I love twitter. I think it's a great tool to build community, and in my case it's the software/ecology/data science community. While day to day twitter is certainly interesting, conferences make great short term experiments of how the scientists communicate about a specific topic. This is for a couple of reasons, but 1). people become a lot more active during a conference than they normally are 2). everyone will use the same hashtag in their tweets. So when people tweet about ecology they rarely use the same hashtag, but when ESA (Ecological Society of America conference) is happening, everyone is using the meeting hashtag. This wealth of data is quickly lost unless you buy it from a 3rd party like Topsy or archive it yourself.

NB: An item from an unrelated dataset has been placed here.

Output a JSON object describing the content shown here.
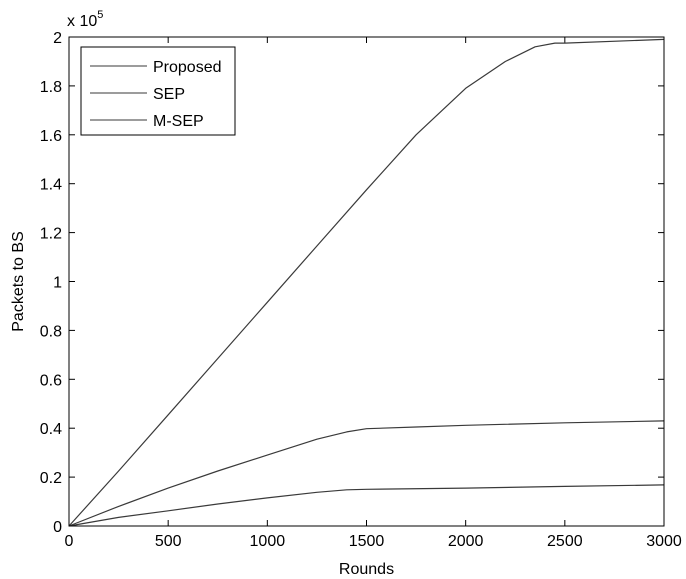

Given that these conferences are still relatively small, it's easy to archive yourself. Last year I built a tool to semi-easily do this, tweetDB.

I now have a couple conferences worth of twitter data so for fun I wanted to create my own API to share that data. This post is just to quickly share the documentation for the API, in another post I can share the nuts and bolts but if you want you can check out the repo for the API here.. Currently you can access data by conference and year. Within each combination you can download tweets by screen name or date, or a combination of the two. The current conferences I have data for are ESA and JSM (the ASA joint statistical meeting). I have ESA data for 2014 and 2015, and JSM for 2015.

List all available screen names

Resource URL: http://emhart.info/screen_name/:conference/:year

Resource Parameters

  • conference - A conference acronym, either JSM or ESA.
  • year - A valid conference year, either 2014 or 2015

Example call: http://emhart.info/screen_name/ESA/2014

Example result:

[{"screen_name":"ESA_org"},
{"screen_name":"desert_ecology"},
{"screen_name":"carlyziter"}]

List all available dates

Resource URL: http://emhart.info/date/:conference/:year

Resource Parameters

  • conference - A conference acronym, either JSM or ESA.
  • year - A valid conference year, either 2014 or 2015

Example call: http://emhart.info/dates/JSM/2015

Example result:

[{"rptg_dt":"2015-08-06"},
{"rptg_dt":"2015-08-05"},
{"rptg_dt":"2015-08-04"}]

Get twitter data

Resource URL: http://emhart.info/tweets/:conference/:year?sn=&date=&limit=

Resource Parameters

  • conference - A conference acronym, either JSM or ESA.
  • year - A valid conference year, either 2014 or 2015

Query Parameters

  • sn - A twitter screen name, e.g. emhrt_
  • date - A well formed ISO date, e.g. 2015-08-11
  • limit - The number of records to return

Queries can have either sn to get all tweets for a given screen name or date to get all tweets on a valid date (see above for how to get valid dates). Alternatively both can be included to access a specific screen name's tweets on a given date. The limit parameter is not necessary, only a convenience.

Example call: http://emhart.info/tweets/ESA/2015?date=2015-08-10&limit=1

Example result:

[{"id":"630602610156945408",
"created_at":"Mon Aug 10 04:52:32 +0000 2015",
"user_name":"Kristen DeAngelis",
"screen_name":"kristenobacter",
"tweet_text":"RT @Rainb0w_Dashie: Anypony else look into that #ESA100 thing? They act all coy on twitter asking bronies to come yet reg is $500!. Ecologi…",
"favorites":0,
"retweets":10,
"location":"None",
"expanded_url":"None",
"in_reply_to_tweet_id":null,
"in_reply_to_user_id":null,
"rptg_dt":"2015-08-10",
"timestamp":"2015-08-10 04:52:32"}]

I created the API mostly because I thought it would be a fun learning experience. If you want, you can grab the full sqlite3 databases from the git repo in the TL;DR.